Fred’s hands shook. “Why show me this?”

“Because you need to see who’s really behind the Hunters,” she said. “And because if you don’t run, they’ll turn you into what they turned me.”

He looked up sharply. “What’s that supposed to mean?”

Lyra’s eyes glowed faintly. “A living weapon that can’t remember which side it’s on.”

Silence stretched between them, broken only by the hum of the dormant drone. Fred’s voice came out rough. “If you escaped, why come back?”

“Because,” she said quietly, “I heard your resonance. It’s identical to mine. And I need to know which one of us they copied.”

Fred swallowed hard. “Copied?”

She nodded. “They’ve been cloning resonance cores for years. Every ‘accident’ that triggers a new power? Engineered.”

He stared at her. “You’re saying this was planned?”

“Your crash. Your awakening. Kane finding you. All of it.”

Fred backed against the wall. “No. Kane saved me.”

Lyra’s voice hardened. “Kane works for whoever pays him. Don’t confuse rescue for mercy.”

Fred shook his head. “You don’t know him.”

“I know everyone they’ve touched,” she said. “And I know what happens when the Board decides a Resonant outlives their use.”

She stepped closer until their eyes met. “They harvest.”

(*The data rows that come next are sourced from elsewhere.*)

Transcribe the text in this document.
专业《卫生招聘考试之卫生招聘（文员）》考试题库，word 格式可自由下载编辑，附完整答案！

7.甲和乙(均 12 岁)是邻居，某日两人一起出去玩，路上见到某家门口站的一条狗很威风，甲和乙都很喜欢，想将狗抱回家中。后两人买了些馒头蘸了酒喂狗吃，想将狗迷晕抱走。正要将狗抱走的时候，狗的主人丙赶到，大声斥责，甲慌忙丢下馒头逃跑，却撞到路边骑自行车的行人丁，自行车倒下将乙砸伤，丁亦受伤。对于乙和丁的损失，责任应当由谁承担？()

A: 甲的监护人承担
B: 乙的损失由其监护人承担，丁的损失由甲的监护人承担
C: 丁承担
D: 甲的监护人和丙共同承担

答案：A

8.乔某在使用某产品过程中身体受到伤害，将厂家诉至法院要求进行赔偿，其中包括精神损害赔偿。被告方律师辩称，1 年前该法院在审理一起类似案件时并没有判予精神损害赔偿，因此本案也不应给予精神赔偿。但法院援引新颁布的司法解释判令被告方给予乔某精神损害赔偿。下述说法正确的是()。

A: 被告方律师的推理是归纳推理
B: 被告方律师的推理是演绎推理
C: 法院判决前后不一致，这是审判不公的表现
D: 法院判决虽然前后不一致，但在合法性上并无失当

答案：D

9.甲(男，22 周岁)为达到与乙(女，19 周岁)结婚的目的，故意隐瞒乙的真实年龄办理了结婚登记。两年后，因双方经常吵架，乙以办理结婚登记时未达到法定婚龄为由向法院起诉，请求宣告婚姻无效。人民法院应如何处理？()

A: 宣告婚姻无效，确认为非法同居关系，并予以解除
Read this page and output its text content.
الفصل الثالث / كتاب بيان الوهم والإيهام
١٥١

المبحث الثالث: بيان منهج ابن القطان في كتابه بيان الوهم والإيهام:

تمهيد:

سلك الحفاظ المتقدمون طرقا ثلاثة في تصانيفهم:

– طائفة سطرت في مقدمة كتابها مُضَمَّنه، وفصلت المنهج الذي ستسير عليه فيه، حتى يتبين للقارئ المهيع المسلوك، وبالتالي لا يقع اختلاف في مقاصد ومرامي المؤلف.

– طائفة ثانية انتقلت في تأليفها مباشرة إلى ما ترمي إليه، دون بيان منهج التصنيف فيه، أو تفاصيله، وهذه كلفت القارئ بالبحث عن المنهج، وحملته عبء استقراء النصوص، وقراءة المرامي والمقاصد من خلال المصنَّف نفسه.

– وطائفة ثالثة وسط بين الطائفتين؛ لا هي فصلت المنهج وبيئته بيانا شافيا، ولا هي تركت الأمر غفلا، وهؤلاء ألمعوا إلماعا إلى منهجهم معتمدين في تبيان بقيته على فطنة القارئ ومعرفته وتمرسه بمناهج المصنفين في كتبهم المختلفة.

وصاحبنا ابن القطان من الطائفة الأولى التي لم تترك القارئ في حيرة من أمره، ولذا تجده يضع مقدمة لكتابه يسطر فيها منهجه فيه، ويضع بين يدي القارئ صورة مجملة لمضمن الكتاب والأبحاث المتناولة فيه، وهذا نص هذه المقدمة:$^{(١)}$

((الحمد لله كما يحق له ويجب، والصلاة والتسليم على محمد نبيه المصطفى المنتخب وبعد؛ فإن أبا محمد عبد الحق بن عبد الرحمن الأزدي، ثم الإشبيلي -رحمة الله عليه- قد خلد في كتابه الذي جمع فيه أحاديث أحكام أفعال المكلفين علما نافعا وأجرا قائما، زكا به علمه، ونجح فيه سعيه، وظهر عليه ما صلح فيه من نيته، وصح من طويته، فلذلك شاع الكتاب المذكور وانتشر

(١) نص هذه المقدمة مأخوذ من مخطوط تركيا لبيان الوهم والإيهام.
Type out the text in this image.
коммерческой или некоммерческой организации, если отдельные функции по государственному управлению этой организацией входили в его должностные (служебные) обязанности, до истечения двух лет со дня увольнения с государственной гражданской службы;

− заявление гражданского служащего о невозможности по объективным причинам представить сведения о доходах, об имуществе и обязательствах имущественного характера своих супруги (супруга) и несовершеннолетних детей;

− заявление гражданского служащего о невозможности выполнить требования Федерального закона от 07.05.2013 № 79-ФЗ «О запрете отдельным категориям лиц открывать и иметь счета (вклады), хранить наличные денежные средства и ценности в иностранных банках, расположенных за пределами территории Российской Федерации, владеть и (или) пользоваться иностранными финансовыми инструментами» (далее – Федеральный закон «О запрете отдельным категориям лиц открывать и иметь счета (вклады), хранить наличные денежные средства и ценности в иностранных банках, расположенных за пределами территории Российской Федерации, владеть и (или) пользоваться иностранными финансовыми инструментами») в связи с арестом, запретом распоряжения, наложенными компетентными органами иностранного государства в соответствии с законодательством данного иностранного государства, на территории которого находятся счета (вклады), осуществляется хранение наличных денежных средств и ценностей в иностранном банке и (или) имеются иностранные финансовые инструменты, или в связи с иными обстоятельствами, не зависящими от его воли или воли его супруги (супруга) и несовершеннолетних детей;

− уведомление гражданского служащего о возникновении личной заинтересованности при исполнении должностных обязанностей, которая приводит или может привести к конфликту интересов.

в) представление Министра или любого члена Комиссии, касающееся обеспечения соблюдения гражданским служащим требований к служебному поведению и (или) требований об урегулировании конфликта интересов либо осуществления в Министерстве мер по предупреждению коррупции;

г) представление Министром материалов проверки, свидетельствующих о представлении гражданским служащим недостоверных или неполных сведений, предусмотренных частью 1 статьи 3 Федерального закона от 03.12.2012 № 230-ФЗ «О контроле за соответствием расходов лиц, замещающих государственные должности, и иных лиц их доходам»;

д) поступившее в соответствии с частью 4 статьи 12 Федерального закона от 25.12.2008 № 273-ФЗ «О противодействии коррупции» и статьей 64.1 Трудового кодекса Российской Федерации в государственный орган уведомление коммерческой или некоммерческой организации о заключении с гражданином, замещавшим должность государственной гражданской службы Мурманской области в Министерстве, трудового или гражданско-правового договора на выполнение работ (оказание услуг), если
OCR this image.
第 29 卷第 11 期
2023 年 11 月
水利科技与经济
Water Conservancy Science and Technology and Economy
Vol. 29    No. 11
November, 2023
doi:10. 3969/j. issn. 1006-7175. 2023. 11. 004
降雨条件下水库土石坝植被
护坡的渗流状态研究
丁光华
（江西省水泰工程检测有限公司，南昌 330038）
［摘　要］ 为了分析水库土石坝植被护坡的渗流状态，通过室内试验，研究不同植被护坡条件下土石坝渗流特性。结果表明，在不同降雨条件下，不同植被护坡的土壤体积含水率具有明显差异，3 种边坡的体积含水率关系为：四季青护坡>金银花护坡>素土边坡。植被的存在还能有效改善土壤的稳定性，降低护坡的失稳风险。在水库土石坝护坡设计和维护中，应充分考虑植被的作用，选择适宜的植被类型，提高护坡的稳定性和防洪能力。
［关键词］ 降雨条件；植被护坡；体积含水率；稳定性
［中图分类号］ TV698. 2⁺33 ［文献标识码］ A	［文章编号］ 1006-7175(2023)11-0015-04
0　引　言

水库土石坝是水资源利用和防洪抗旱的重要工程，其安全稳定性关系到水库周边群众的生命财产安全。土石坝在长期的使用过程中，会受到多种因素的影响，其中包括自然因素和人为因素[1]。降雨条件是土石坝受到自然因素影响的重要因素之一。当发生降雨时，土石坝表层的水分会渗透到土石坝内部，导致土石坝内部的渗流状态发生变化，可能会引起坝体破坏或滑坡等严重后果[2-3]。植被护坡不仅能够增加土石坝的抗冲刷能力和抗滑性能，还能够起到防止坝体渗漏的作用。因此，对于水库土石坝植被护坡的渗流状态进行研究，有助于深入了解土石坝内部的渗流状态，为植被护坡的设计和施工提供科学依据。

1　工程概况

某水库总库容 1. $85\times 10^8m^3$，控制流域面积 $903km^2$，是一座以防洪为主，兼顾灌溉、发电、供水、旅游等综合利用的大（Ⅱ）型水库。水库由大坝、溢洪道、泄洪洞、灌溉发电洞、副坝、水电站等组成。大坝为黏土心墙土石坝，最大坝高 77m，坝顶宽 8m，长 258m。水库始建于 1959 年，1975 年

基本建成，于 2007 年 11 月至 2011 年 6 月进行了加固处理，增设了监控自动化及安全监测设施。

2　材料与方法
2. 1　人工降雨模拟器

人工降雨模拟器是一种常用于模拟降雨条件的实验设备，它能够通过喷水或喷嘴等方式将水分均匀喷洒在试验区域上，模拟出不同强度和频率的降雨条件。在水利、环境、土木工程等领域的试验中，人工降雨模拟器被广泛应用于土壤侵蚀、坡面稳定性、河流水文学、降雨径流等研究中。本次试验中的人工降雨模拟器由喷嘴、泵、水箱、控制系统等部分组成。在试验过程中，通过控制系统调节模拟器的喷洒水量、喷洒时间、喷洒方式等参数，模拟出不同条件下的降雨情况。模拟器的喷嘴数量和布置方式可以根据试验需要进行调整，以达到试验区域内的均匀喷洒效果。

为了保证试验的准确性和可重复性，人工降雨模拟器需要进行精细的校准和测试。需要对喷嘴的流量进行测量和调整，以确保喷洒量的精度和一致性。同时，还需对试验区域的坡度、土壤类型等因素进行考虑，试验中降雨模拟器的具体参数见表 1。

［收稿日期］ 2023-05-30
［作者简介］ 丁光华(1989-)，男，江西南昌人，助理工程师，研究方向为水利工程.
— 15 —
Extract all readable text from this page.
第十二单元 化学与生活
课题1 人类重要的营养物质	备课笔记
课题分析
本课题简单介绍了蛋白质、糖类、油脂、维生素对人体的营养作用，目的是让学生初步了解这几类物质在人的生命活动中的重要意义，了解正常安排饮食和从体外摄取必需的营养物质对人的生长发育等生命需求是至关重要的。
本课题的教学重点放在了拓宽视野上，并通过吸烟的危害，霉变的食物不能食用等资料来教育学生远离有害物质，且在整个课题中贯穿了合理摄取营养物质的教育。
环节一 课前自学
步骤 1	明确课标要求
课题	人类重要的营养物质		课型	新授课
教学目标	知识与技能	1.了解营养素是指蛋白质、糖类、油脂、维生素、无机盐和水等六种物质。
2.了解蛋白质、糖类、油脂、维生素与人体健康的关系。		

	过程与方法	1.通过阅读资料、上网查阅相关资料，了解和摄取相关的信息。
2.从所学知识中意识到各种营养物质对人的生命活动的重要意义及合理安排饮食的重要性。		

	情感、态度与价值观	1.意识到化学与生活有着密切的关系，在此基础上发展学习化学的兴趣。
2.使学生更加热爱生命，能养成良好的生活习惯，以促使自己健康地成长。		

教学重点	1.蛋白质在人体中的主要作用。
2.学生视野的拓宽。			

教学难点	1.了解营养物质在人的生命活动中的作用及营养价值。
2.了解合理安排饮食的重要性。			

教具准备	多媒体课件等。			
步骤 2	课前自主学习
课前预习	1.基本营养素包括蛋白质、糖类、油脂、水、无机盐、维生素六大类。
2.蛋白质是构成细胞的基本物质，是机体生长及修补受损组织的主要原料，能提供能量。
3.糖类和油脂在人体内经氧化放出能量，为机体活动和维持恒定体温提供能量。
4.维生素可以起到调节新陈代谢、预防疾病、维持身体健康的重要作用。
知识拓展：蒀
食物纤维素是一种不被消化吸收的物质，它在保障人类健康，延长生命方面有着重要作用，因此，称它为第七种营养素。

Fred whispered, “You’re lying.”

Her expression didn’t change. “I wish I were.”

A gust of wind howled down the street, carrying the distant sound of sirens, dozens this time, converging fast. Lyra looked past him. “They found the frequency. We have to move.”

Fred didn’t move. “Why should I trust you?”

She gave him a thin smile. “Because, Fred Miller, the only people who want you alive right now are me, and you.”

He hesitated. Then, in the faintest tremor of the night air, the hum in his chest answered hers, harmonizing for an instant, two notes that shouldn’t exist in the same song but did.

Fred clenched his fists. “Fine. Lead the way.”

Lyra’s eyes flared once. “Then keep up.”

She turned and walked straight into the wall of the nearest building, phasing through it as though it were water. Fred exhaled. “You’ve got to be kidding me.”

A second later, the sound of rotor blades filled the sky. Drones swarmed overhead, spotlights slicing through the mist.

Fred looked at the wall she’d vanished through, then up at the lights. “Yeah,” he muttered. “No time to think.”

He ran, and dove straight after her.